Answer
See the detailed answer below.
Work Step by Step
Let's assume that the current carrying wire is too long at which the magnetic field exerted by it is given by
$$B=\dfrac{\mu_0I}{2\pi x}\tag 1$$
Noting that the magnetic field direction due to the long wire is into the page while the short wire is moving upward. According to the right-hand rule, the magnetic force on the positive charges will be to the left.
This means that the positive charges will build up on the left side of the short metal wire while the negative charges will build up on the right side of the wire.
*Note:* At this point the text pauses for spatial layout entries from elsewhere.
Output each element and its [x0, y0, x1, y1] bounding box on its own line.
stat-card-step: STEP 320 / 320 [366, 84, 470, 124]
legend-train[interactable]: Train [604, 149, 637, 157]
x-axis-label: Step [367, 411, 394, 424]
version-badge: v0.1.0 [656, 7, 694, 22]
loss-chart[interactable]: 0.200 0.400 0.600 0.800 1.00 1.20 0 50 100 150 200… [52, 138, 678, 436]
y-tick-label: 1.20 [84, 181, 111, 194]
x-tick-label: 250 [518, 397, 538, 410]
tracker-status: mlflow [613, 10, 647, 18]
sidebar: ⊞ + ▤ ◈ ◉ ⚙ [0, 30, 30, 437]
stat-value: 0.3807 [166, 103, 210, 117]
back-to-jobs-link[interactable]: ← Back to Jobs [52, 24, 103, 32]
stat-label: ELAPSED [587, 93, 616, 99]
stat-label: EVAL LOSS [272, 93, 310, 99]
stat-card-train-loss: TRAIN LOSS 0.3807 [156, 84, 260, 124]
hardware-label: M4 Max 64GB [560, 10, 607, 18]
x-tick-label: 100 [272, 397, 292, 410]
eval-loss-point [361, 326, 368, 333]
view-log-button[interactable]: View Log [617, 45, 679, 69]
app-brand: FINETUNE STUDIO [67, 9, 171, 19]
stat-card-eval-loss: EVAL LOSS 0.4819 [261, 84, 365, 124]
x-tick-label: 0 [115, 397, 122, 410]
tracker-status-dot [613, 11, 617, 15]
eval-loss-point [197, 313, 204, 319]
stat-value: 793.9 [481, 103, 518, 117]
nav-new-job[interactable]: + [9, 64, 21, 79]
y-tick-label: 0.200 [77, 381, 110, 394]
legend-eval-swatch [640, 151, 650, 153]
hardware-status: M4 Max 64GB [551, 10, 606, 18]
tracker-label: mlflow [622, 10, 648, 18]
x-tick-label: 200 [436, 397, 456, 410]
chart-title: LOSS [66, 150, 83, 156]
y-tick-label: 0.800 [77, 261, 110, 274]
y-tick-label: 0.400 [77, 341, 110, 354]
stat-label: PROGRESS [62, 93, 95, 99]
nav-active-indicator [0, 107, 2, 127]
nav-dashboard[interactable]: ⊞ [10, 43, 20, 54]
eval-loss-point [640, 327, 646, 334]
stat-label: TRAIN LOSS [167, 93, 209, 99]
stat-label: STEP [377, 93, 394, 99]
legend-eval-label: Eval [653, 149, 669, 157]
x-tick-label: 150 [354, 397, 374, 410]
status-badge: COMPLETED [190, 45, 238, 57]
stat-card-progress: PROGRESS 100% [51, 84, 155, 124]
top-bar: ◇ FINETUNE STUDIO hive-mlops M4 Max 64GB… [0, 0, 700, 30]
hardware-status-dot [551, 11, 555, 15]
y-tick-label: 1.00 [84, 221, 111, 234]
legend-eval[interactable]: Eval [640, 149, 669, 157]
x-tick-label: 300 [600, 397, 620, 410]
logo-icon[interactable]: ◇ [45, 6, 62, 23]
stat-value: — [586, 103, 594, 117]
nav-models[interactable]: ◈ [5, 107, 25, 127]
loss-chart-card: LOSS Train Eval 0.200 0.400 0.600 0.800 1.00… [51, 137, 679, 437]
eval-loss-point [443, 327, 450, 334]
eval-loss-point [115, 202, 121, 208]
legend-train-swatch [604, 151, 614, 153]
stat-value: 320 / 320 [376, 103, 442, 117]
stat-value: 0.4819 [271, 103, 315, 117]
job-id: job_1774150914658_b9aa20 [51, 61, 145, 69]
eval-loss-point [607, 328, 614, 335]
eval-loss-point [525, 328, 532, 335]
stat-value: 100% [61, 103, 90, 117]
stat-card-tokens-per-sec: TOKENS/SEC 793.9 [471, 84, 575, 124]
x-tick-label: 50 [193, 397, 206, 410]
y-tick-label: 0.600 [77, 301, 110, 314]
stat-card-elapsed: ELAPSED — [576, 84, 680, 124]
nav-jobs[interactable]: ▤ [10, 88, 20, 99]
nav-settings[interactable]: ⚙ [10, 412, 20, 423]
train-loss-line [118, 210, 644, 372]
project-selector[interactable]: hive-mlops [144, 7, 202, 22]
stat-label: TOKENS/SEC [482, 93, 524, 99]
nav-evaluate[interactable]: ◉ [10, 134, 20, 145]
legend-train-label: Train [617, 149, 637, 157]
This creates a building electric field until the electric force due to this
electric field equals the magnetic force.
Thus,
$$F_E=F_B$$
$$ \color{red}{\bf\not} qE= \color{red}{\bf\not} qvB$$
$$ E= vB$$
Plug from (1),
$$E=\dfrac{\mu_0vI}{2\pi x} \tag 2$$
Recalling that
$$\Delta V=-\int Eds$$
So, in this case, integrating the electric field from the positive end of the wire (which is the left end) to its negative end (which is the right end).
$$\Delta V= \int_d^{d+l} Edx$$
Plugging from (2),
$$\Delta V= \int_d^{d+l} \dfrac{\mu_0vI}{2\pi x} dx$$
$$\Delta V= \dfrac{\mu_0vI}{2\pi }\int_d^{d+l} \dfrac{ dx}{x}$$
$$\Delta V= \dfrac{\mu_0vI}{2\pi } \ln(x)\bigg|_d^{d+l}$$
$$\boxed{\Delta V= \dfrac{\mu_0vI}{2\pi } \ln\left(\dfrac{d+l}{d}\right) }$$